Kelsey wanted to get out and about.
I might have been happy to spend my free time outside in the garden, or
wandering, or simply sitting and drawing, reading, writing, talking or strumming
the guitar or listening to music, but she wasn’t. She hatched a plan to walk to
Lamastre, have a drink, and to walk back. I smiled: she clearly didn’t have a
clue quite how long it would take to get to Lamastre on foot. My guess was at
least three hours, given the hills. Add in a meagre hour for a drink, and we
were looking at a seven hour long trip. I wasn’t too keen. We were debating
this –in French, because we always spoke in French – when Michelle floated in
and overheard us. She told us that if we didn’t want to walk all the way, we could
always faire du stop. This – which I
translated literally as to do the stop
– turned out to be the very literal French way of saying to hitch-hike.
As un-keen as I had been to walk
all the way to Lamastre, I was even less keen to hitch-hike there. Hitch-hiking
was dangerous. Hitch-hiking meant kidnap and rape and maybe death. But Kelsey
was taken with the idea. It turned out that she had done it before in America and in France, and Michelle assured us
that, because of the lack of public transport around those parts, it was quite
common there.
So it was that a
confident and experienced American set off down the drive with two nervous
followers, six thumbs at the ready. It was only five minutes until Car Number
One passed us. It pulled over a couple of metres further on, and its owners
agreed to take us halfway to Lamastre. They were a middle-aged Parisian couple
on holiday in Desaignes. They were wonderfully, emboldeningly normal, and when
Goedele and I stepped down once more onto the road to Lamastre, it was with a
much increased sense of our own chances of survival. We took to our thumbs once
again. Car Number Two and Car Number Three drove past us as if we were ghosts,
but Car Number Four stopped. A young couple bearing dreadlocks welcomed us into
their back seats. They were in the region for a relaxing, tree-filled weekend
away from office work, and while we jigsawed ourselves in between their luggage
and a very old beige television set we set off once more towards our
destination, discussing WWOOFing and
jam with our new companions.
Once in Lamastre, Kelsey realised
why we hadn’t considered a six hour round journey worth our while. We wandered
a little and sat down for a drink, as we had said we would.

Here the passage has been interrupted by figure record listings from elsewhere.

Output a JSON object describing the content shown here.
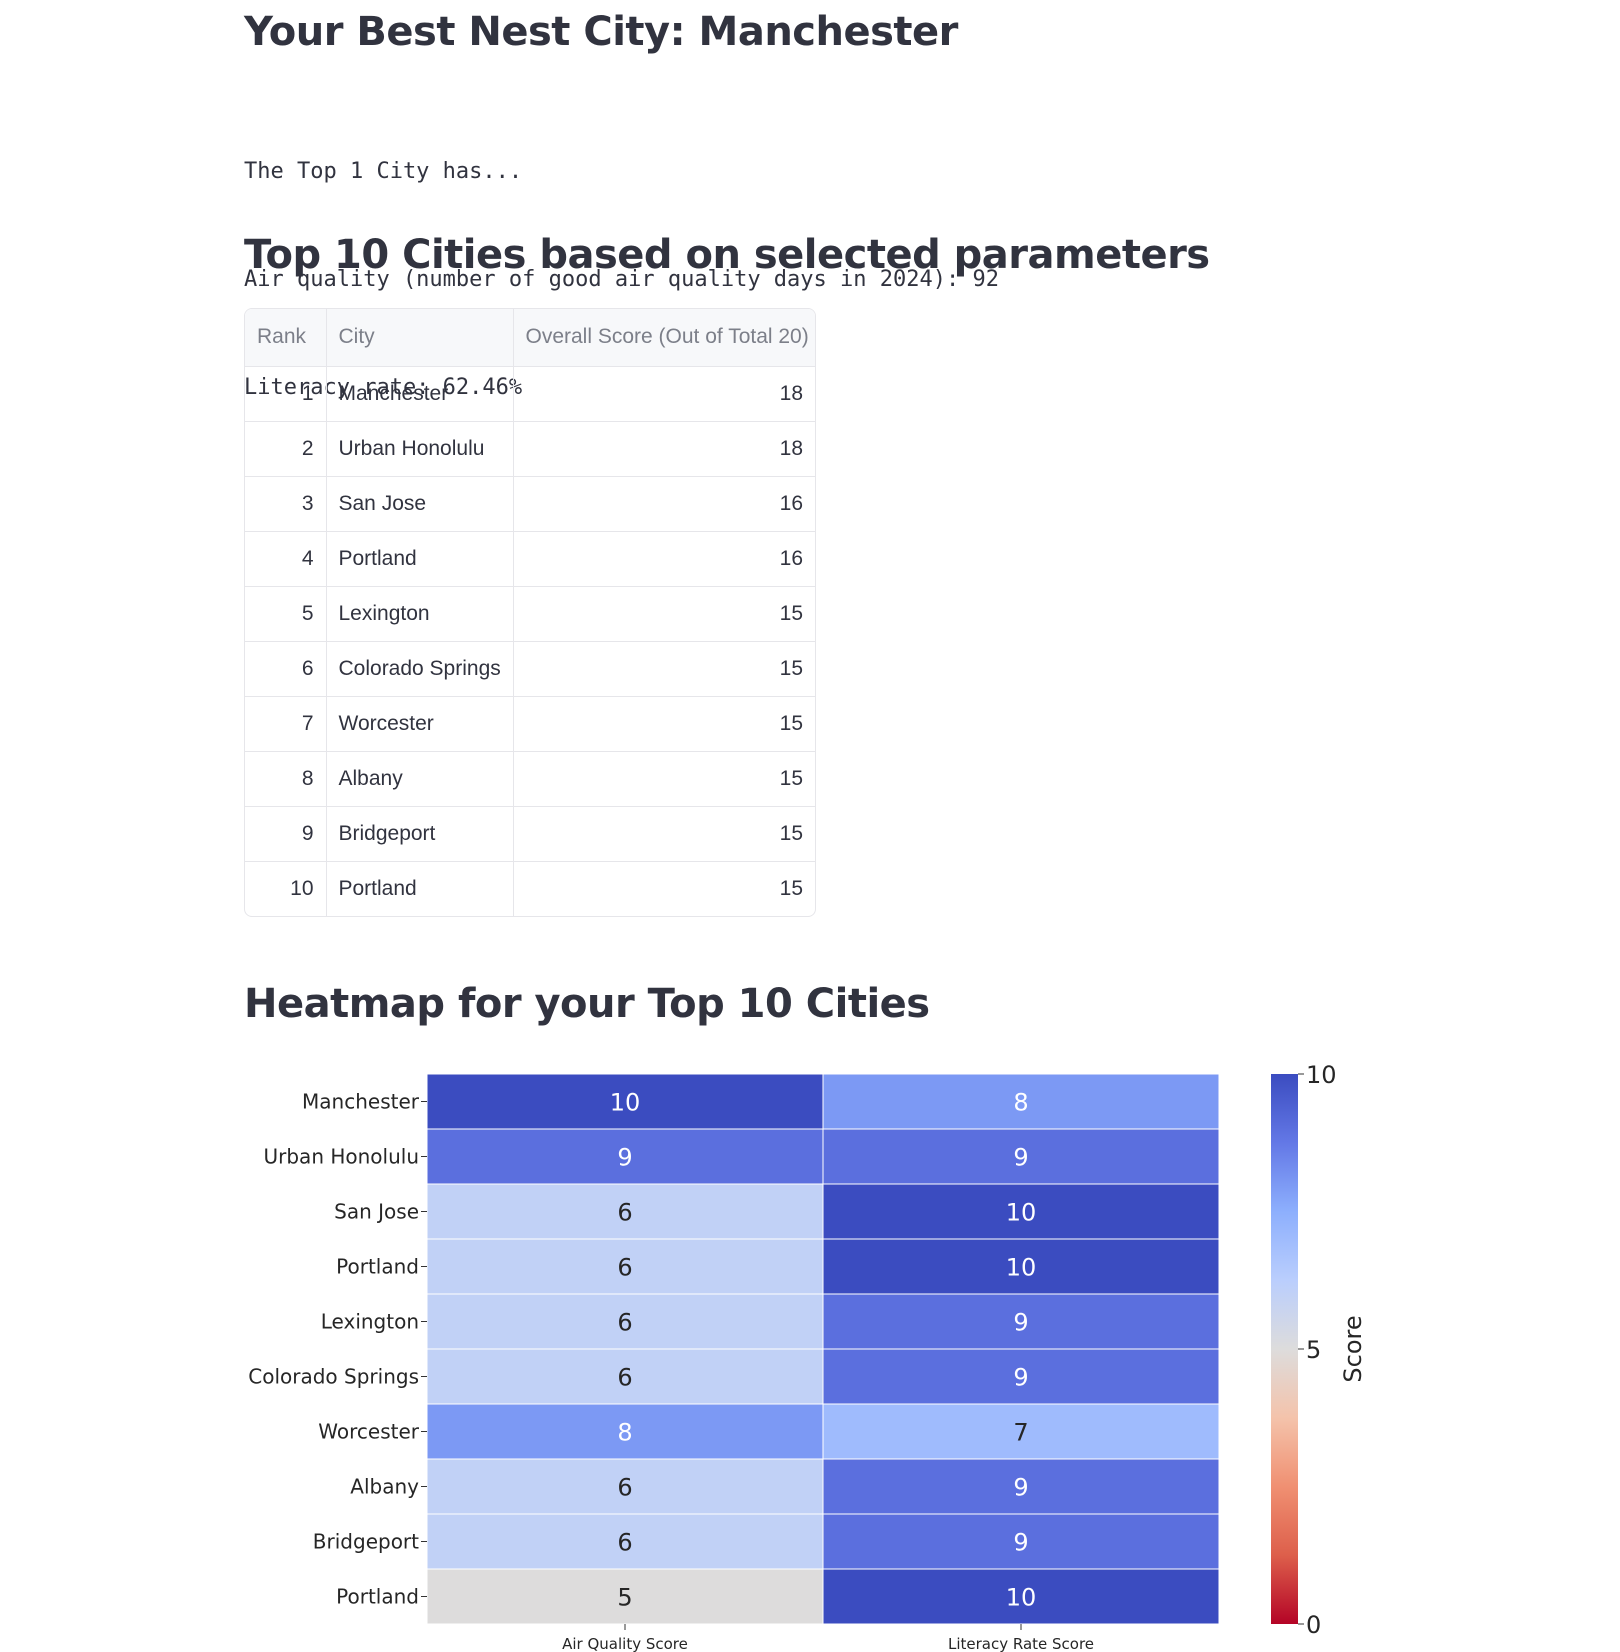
{
  "header": {
    "title": "Your Best Nest City: Manchester",
    "lines": [
      "The Top 1 City has...",
      "Air quality (number of good air quality days in 2024): 92",
      "Literacy rate: 62.46%"
    ]
  },
  "top10": {
    "title": "Top 10 Cities based on selected parameters",
    "columns": [
      "Rank",
      "City",
      "Overall Score (Out of Total 20)"
    ],
    "rows": [
      {
        "rank": "1",
        "city": "Manchester",
        "score": "18"
      },
      {
        "rank": "2",
        "city": "Urban Honolulu",
        "score": "18"
      },
      {
        "rank": "3",
        "city": "San Jose",
        "score": "16"
      },
      {
        "rank": "4",
        "city": "Portland",
        "score": "16"
      },
      {
        "rank": "5",
        "city": "Lexington",
        "score": "15"
      },
      {
        "rank": "6",
        "city": "Colorado Springs",
        "score": "15"
      },
      {
        "rank": "7",
        "city": "Worcester",
        "score": "15"
      },
      {
        "rank": "8",
        "city": "Albany",
        "score": "15"
      },
      {
        "rank": "9",
        "city": "Bridgeport",
        "score": "15"
      },
      {
        "rank": "10",
        "city": "Portland",
        "score": "15"
      }
    ]
  },
  "heatmap": {
    "title": "Heatmap for your Top 10 Cities"
  },
  "chart_data": {
    "type": "heatmap",
    "rows": [
      "Manchester",
      "Urban Honolulu",
      "San Jose",
      "Portland",
      "Lexington",
      "Colorado Springs",
      "Worcester",
      "Albany",
      "Bridgeport",
      "Portland"
    ],
    "columns": [
      "Air Quality Score",
      "Literacy Rate Score"
    ],
    "values": [
      [
        10,
        8
      ],
      [
        9,
        9
      ],
      [
        6,
        10
      ],
      [
        6,
        10
      ],
      [
        6,
        9
      ],
      [
        6,
        9
      ],
      [
        8,
        7
      ],
      [
        6,
        9
      ],
      [
        6,
        9
      ],
      [
        5,
        10
      ]
    ],
    "colorbar": {
      "label": "Score",
      "min": 0,
      "max": 10,
      "ticks": [
        "0",
        "5",
        "10"
      ],
      "colormap": "coolwarm_r"
    },
    "colors": {
      "0": "#b40426",
      "5": "#dddcdc",
      "10": "#3b4cc0"
    }
  }
}
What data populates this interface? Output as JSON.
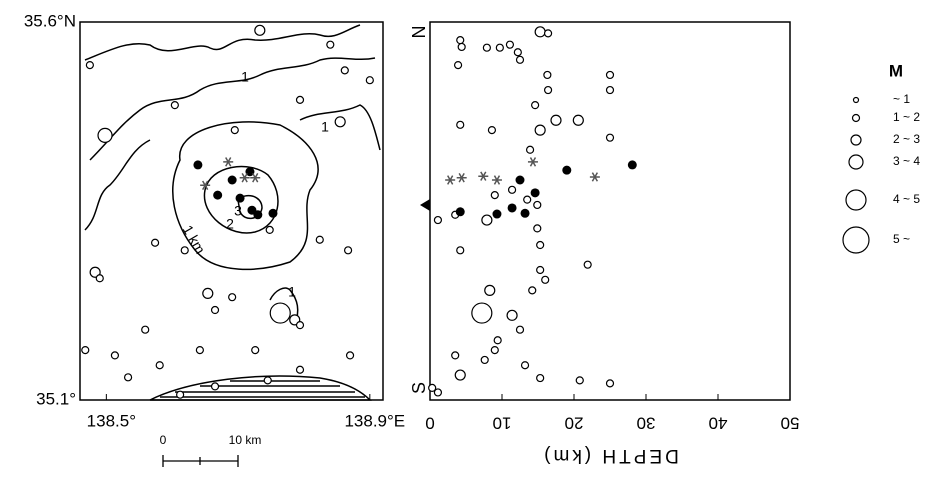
{
  "chart_data": [
    {
      "type": "map-scatter",
      "xlim": [
        138.46,
        138.92
      ],
      "ylim": [
        35.1,
        35.6
      ],
      "xticks": [
        {
          "value": 138.5,
          "label": "138.5°"
        },
        {
          "value": 138.9,
          "label": "138.9°E"
        }
      ],
      "yticks": [
        {
          "value": 35.1,
          "label": "35.1°"
        },
        {
          "value": 35.6,
          "label": "35.6°N"
        }
      ],
      "annotations": [
        "1",
        "1",
        "1 km",
        "2",
        "3",
        "1"
      ],
      "scale_bar": [
        "0",
        "10 km"
      ],
      "series": [
        {
          "marker": "open",
          "color": "#000000",
          "x": [
            138.475,
            138.498,
            138.733,
            138.84,
            138.862,
            138.9,
            138.794,
            138.604,
            138.695,
            138.855,
            138.574,
            138.483,
            138.49,
            138.824,
            138.867,
            138.654,
            138.691,
            138.764,
            138.786,
            138.794,
            138.665,
            138.559,
            138.468,
            138.513,
            138.581,
            138.533,
            138.642,
            138.726,
            138.794,
            138.87,
            138.748,
            138.619,
            138.745,
            138.665,
            138.612
          ],
          "y": [
            35.543,
            35.45,
            35.589,
            35.57,
            35.536,
            35.523,
            35.497,
            35.49,
            35.457,
            35.468,
            35.308,
            35.269,
            35.261,
            35.312,
            35.298,
            35.241,
            35.236,
            35.215,
            35.206,
            35.199,
            35.219,
            35.193,
            35.166,
            35.159,
            35.146,
            35.13,
            35.166,
            35.166,
            35.14,
            35.159,
            35.325,
            35.298,
            35.126,
            35.118,
            35.107
          ],
          "magnitude": [
            1.5,
            3.5,
            2.5,
            1.5,
            1.5,
            1.5,
            1.5,
            1.5,
            1.5,
            2.5,
            1.5,
            2.5,
            1.5,
            1.5,
            1.5,
            2.5,
            1.5,
            4.5,
            2.5,
            1.5,
            1.5,
            1.5,
            1.5,
            1.5,
            1.5,
            1.5,
            1.5,
            1.5,
            1.5,
            1.5,
            1.5,
            1.5,
            1.5,
            1.5,
            1.5
          ]
        },
        {
          "marker": "filled",
          "color": "#000000",
          "x": [
            138.639,
            138.691,
            138.718,
            138.669,
            138.703,
            138.721,
            138.73,
            138.753
          ],
          "y": [
            35.411,
            35.391,
            35.402,
            35.371,
            35.367,
            35.351,
            35.345,
            35.347
          ]
        },
        {
          "marker": "star",
          "color": "#555555",
          "x": [
            138.685,
            138.65,
            138.71,
            138.726
          ],
          "y": [
            35.415,
            35.384,
            35.394,
            35.394
          ]
        }
      ]
    },
    {
      "type": "depth-scatter",
      "xlabel": "DEPTH (km)",
      "xlim": [
        0,
        50
      ],
      "ylim": [
        35.1,
        35.6
      ],
      "xticks": [
        0,
        10,
        20,
        30,
        40,
        50
      ],
      "y_end_labels": [
        "S",
        "N"
      ],
      "series": [
        {
          "marker": "open",
          "color": "#000000",
          "x": [
            4.2,
            4.4,
            7.9,
            9.7,
            11.1,
            12.2,
            12.5,
            15.3,
            16.4,
            16.3,
            16.4,
            25.0,
            25.0,
            3.9,
            14.6,
            17.5,
            20.6,
            15.3,
            8.6,
            4.2,
            25.0,
            13.9,
            9.0,
            11.4,
            13.5,
            14.9,
            1.1,
            3.5,
            7.9,
            14.9,
            15.3,
            4.2,
            15.3,
            16.0,
            14.2,
            8.3,
            7.2,
            11.4,
            12.5,
            9.4,
            9.0,
            3.5,
            7.6,
            13.2,
            4.2,
            15.3,
            20.8,
            25.0,
            1.1,
            0.3,
            21.9
          ],
          "y": [
            35.576,
            35.567,
            35.566,
            35.566,
            35.57,
            35.56,
            35.55,
            35.587,
            35.585,
            35.53,
            35.51,
            35.53,
            35.51,
            35.543,
            35.49,
            35.47,
            35.47,
            35.457,
            35.457,
            35.464,
            35.447,
            35.431,
            35.371,
            35.378,
            35.365,
            35.358,
            35.338,
            35.345,
            35.338,
            35.327,
            35.305,
            35.298,
            35.272,
            35.259,
            35.245,
            35.245,
            35.215,
            35.212,
            35.193,
            35.179,
            35.166,
            35.159,
            35.153,
            35.146,
            35.133,
            35.129,
            35.126,
            35.122,
            35.11,
            35.116,
            35.279
          ],
          "magnitude": [
            1.5,
            1.5,
            1.5,
            1.5,
            1.5,
            1.5,
            1.5,
            2.5,
            1.5,
            1.5,
            1.5,
            1.5,
            1.5,
            1.5,
            1.5,
            2.5,
            2.5,
            2.5,
            1.5,
            1.5,
            1.5,
            1.5,
            1.5,
            1.5,
            1.5,
            1.5,
            1.5,
            1.5,
            2.5,
            1.5,
            1.5,
            1.5,
            1.5,
            1.5,
            1.5,
            2.5,
            4.5,
            2.5,
            1.5,
            1.5,
            1.5,
            1.5,
            1.5,
            1.5,
            2.5,
            1.5,
            1.5,
            1.5,
            1.5,
            1.5,
            1.5
          ]
        },
        {
          "marker": "filled",
          "color": "#000000",
          "x": [
            4.2,
            9.3,
            11.4,
            13.2,
            12.5,
            14.6,
            19.0,
            28.1
          ],
          "y": [
            35.349,
            35.346,
            35.354,
            35.347,
            35.391,
            35.374,
            35.404,
            35.411
          ]
        },
        {
          "marker": "star",
          "color": "#555555",
          "x": [
            2.8,
            4.4,
            7.4,
            9.3,
            14.3,
            22.9
          ],
          "y": [
            35.391,
            35.394,
            35.396,
            35.391,
            35.415,
            35.395
          ]
        }
      ]
    }
  ],
  "size_legend": {
    "title": "M",
    "labels": [
      "~ 1",
      "1 ~ 2",
      "2 ~ 3",
      "3 ~ 4",
      "4 ~ 5",
      "5 ~"
    ]
  }
}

Goedele bought a
sunhat from a nearby shop and we fooled around for a while, posing as cowboys
on the steps of the town hall and reading the notices on the public noticeboard
there. An orange flyer bore the bold title MARDI
JAZZY. From that moment, Kelsey wanted to go. And I have to say that,
despite wanting not to want to go on principal because she did, I really did
want to go. An evening of funk and soul and saxophones? It sounded right up my
street. Maybe Kelsey and I had more in common than I had thought after all.
We had a few days to wait though,
and we couldn’t very well stay in Lamastre town square until then. We began to
debate how to hitchhike back to the farm in the middle of nowhere. It suddenly
seemed a lot harder to get back than it had been to get to where we were.
Anyone around here would know the way to Lamastre from the hills, but who would
know where Fontsoleil was? As it happened it was easy, if a little hair-raising,
because Car Number Five was driven by a local. Locals generally drove beat-up
old cars, because in the hills with all the hairpin bends it was pointless to
drive new ones. Besides, the old cars were easier to fix than the newfangled
ones, and I doubted that the AA would
have been happy to come that far out from civilisation. Locals also knew their
ways around the myriad little hamlets and farms. Locals also drove far too
fast, especially the men. Our local drove us off at the speed of light around
rollercoaster bends, nearly writing off his stale-smoke-infused motor in the
process. The prospect of near- certain death completely overrode the fear of
kidnap. But in the end we arrived safely, if slightly kippered, at our
destination. Not my transport of choice, perhaps, but I was to use it again.
After all, we had a jazz concert to attend!